题目描述

You are an adventurer working for the futuristic corporation RoboCorp. Your initial skill level is an integer in the range $[1, n]$, but you don't know its exact value. Your goal is to reach a skill level of at least $n$ by completing missions for RoboCorp, but each mission costs precious robocoins.

You can choose missions of any difficulty and any positive integer duration (in hours). However, the cost depends both on the new mission's length, and on how the new mission's difficulty compares to your most recent one.

Let $x$ be the difficulty of your most recent mission. If you want to undertake a new mission of difficulty $y$ and duration $l$:

• If it is your first mission, or $y \le x$, the cost is $l$ robocoins.
• If $y > x$, the cost is $1000 + l$ robocoins.

Your skill improves only when you take on a mission whose difficulty $y$ exactly matches your current skill $s$:

• If $y = s$, then your skill increases by $l$.
• Otherwise, your skill does not change.

After each mission, you still don't know your actual skill value.

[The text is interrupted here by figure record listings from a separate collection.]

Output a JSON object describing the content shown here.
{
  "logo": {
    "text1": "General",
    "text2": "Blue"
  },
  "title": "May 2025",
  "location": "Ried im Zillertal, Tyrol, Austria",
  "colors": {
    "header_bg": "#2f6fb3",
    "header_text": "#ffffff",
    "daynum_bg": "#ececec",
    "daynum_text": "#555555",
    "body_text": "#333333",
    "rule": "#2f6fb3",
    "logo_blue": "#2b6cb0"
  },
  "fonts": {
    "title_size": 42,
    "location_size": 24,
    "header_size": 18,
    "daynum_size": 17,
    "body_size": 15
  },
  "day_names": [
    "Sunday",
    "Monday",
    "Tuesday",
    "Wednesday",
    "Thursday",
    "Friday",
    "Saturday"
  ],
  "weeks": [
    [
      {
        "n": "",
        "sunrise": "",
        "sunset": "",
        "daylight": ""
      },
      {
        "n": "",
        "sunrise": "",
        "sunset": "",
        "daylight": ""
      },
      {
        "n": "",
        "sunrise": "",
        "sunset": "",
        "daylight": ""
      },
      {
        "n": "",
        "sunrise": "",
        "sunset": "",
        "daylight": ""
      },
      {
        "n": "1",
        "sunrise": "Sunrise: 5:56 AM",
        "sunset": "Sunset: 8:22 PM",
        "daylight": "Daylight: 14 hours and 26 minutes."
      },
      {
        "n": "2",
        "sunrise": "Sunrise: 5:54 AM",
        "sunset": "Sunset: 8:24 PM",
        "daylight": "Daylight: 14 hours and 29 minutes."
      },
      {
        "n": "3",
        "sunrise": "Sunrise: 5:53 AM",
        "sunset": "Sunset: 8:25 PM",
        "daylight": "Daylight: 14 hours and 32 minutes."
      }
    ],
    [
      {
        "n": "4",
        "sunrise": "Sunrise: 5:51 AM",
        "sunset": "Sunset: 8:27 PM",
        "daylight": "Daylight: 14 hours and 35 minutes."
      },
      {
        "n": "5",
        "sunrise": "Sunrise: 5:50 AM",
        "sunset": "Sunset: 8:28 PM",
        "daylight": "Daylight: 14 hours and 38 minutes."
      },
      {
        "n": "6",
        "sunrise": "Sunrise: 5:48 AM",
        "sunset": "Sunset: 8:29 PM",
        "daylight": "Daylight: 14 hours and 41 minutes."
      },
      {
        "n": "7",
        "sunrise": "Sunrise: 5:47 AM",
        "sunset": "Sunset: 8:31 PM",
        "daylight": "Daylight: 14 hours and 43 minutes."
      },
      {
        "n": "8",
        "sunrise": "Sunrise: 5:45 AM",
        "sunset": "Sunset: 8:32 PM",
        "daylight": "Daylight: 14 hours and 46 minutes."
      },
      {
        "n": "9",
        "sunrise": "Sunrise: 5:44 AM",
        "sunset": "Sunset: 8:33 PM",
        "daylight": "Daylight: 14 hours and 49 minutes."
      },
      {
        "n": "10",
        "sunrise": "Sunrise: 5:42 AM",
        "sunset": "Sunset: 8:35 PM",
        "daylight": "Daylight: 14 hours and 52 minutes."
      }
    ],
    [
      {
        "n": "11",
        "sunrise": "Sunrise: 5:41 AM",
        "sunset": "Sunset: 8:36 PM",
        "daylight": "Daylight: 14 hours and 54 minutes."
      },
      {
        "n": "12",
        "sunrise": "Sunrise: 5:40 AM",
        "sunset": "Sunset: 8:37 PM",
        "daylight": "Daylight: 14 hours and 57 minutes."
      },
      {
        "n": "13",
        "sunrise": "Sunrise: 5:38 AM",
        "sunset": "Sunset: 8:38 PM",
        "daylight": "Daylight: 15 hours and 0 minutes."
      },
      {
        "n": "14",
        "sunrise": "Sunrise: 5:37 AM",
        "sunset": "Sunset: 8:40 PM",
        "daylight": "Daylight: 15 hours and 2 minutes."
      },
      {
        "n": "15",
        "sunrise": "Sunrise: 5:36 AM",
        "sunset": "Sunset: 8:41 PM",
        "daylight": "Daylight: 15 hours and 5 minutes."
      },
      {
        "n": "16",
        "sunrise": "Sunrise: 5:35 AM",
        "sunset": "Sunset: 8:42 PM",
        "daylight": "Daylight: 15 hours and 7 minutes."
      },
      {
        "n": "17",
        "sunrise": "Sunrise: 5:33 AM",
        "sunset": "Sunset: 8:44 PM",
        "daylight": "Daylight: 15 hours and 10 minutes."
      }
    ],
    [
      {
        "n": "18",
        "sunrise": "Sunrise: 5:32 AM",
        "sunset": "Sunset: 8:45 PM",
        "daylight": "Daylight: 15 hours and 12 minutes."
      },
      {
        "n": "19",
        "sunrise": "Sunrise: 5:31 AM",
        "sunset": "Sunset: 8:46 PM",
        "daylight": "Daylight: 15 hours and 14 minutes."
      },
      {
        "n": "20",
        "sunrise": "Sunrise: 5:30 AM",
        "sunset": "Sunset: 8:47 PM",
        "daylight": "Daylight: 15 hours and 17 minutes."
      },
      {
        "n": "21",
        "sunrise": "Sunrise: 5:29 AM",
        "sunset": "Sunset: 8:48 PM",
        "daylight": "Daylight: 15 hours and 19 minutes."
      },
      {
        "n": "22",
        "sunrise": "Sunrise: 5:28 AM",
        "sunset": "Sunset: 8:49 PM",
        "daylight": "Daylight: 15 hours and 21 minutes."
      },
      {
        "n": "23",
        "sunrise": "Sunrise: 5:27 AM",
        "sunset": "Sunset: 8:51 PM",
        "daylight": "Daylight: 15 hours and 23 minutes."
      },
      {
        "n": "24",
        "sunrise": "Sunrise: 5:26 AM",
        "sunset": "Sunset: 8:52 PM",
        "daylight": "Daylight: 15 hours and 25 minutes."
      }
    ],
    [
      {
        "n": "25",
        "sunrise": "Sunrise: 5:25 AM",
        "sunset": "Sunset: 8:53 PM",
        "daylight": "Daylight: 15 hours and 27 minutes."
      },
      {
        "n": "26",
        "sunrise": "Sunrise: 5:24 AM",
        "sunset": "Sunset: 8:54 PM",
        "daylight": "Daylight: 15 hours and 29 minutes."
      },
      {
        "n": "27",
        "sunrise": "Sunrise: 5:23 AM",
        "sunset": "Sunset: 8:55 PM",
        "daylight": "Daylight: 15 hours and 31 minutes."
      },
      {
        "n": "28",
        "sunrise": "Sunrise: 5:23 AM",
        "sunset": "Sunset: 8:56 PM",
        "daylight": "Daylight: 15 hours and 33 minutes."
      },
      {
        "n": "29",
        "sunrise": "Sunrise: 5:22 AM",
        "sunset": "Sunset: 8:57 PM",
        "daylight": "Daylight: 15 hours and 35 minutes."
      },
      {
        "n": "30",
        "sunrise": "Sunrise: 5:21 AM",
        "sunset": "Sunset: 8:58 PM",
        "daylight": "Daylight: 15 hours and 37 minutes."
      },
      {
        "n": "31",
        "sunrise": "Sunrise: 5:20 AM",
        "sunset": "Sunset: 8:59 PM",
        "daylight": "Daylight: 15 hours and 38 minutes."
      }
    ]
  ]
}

You start with $10^6$ robocoins. Find a strategy (a sequence of missions) that does not exceed your budget and guarantees your skill becomes at least $n$, no matter what your initial skill was.

输入格式

The input contains a single line with an integer $n$ ($1 \le n \le 250000$) — the target skill level (that is, by the end, your skill must be greater or equal to $n$).

输出格式

In the first line, print a single integer $k$ ($0 \le k \le 10^6$) — the number of missions you plan to complete.

Then, print $k$ lines. The $i$-th line must contain two integers $y$ and $l$ ($1 \le y, l \le 10^6$) — the difficulty and duration (in hours) of the $i$-th mission, respectively.

4

4
1 4
3 1
2 1
3 1

提示

Explanation of sample 1.

In the example, your target skill is $n = 4$. You can use the following strategy:

• Take a mission of difficulty $y = 1$ and duration $l = 4$. It's your first mission, so you pay $l = 4$ robocoins.
• Take a mission of difficulty $y = 3$ and duration $l = 1$. The previous mission had difficulty $x = 1$, so since $y > x$, you pay $l + 1000 = 1001$ robocoins.
• Take a mission of difficulty $y = 2$ and duration $l = 1$. Now $x = 3$, and since $y \le x$, you pay $l = 1$ robocoin.
• Take a mission of difficulty $y = 3$ and duration $l = 1$. Now $x = 2$, and since $y > x$, you pay $l + 1000 = 1001$ robocoins.

In total, you spend $2007$ robocoins, which is within your $10^6$-robocoin budget.

Now we verify that this strategy always works:

• If your initial skill was $1$, after the first mission it becomes $5$.
• If your initial skill was $2$, after the third mission it becomes $3$, and after the fourth mission it becomes $4$.
• If your initial skill was $3$, after the second mission it becomes $4$.
• If your initial skill was $4$, it stays $4$.

So no matter what your starting skill is, you end with skill $\ge n$.